Korean Americans noted the law enforcement's abandonment of Koreatown, contrasting it with official defense lines for places like white neighborhoods of Beverly Hills and West Hollywood. Subsequently, they organized their own armed security teams composed of store owners, who defended their livelihoods from assault by the mobs.
...

Craziness to see how they're able to destroy their own neighborhood. 


Happiness said:
how the heck can one guy carry a large sofa over his head and sprint down La Cienega out of a Fedco store.

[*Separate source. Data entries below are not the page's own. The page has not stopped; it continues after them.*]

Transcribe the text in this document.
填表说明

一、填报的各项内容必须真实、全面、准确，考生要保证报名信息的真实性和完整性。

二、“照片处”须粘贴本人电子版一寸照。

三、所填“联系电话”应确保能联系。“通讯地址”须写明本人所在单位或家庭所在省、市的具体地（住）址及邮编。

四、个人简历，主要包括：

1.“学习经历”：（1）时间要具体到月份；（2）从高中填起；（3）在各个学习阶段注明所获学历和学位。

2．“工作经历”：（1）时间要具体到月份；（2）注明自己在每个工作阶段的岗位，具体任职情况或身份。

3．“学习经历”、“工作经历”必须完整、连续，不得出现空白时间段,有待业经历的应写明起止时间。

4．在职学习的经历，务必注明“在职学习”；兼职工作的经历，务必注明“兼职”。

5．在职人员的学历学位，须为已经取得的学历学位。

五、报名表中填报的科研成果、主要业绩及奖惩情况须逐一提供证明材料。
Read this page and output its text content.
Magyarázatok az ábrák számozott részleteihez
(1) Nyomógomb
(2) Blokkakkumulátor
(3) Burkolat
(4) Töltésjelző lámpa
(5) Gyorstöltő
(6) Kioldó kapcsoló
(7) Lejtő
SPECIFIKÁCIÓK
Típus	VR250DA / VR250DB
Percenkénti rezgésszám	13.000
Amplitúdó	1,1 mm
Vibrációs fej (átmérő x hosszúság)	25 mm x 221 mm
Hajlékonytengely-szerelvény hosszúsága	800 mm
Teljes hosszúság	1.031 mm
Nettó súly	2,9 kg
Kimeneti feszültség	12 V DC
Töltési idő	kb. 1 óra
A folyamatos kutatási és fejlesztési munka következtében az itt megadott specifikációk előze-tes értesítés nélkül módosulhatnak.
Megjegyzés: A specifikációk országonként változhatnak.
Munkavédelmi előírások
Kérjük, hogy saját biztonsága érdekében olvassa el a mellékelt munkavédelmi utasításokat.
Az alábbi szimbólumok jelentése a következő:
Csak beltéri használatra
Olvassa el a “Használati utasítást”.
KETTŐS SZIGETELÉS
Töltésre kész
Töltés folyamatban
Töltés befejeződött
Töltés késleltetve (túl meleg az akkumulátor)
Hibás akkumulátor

And large tv's (heavy tube tv's back in those days), never seen people move large items so darn fast, faster than any moving companies ever
 
Cops in my area choked off all the entry points to PV.  Super defensible. There are only a few main streets that head into the hill. Cops sat on each one all day and all night checking cars and IDs.  Same in all the beach cities, MB, HB, and RB.  Had friends in Venice and that area burned but nothing in the rich beach areas.
 
"LA 92" Spent a good amount of time on the build up, including the Latasha Harlins case. Just like Brock Turner in NorCal, Harlin's judge was a prime example of judiciary tone deafness.

SGIP
 
I was at UCLA at the time and we actually got National guards patrolling the street of Westwood in the hummers way before any other areas.  Besides the news on TV and hummers rolling down on the street, things are pretty much normal here at Westwood. 

2 years later I got a job working in Compton and I can still see plenty of burn down/closed down stores and aftermath of riots on the way to/from work.  Through out the 4 years I've worked in the Compton, majority of these close down stores were never open again. 
 
Soylent Green Is People said:
"LA 92" Spent a good amount of time on the build up, including the Latasha Harlins case. Just like Brock Turner in NorCal, Harlin's judge was a prime example of judiciary tone deafness.

SGIP
Judge Karlin, who received national outrage for giving Soon Ja Du probation for killing Latasha Harlins, got reelected to the bench shortly after the riots. Moral of the story: if you're pissed about a judge, you should vote instead of riot.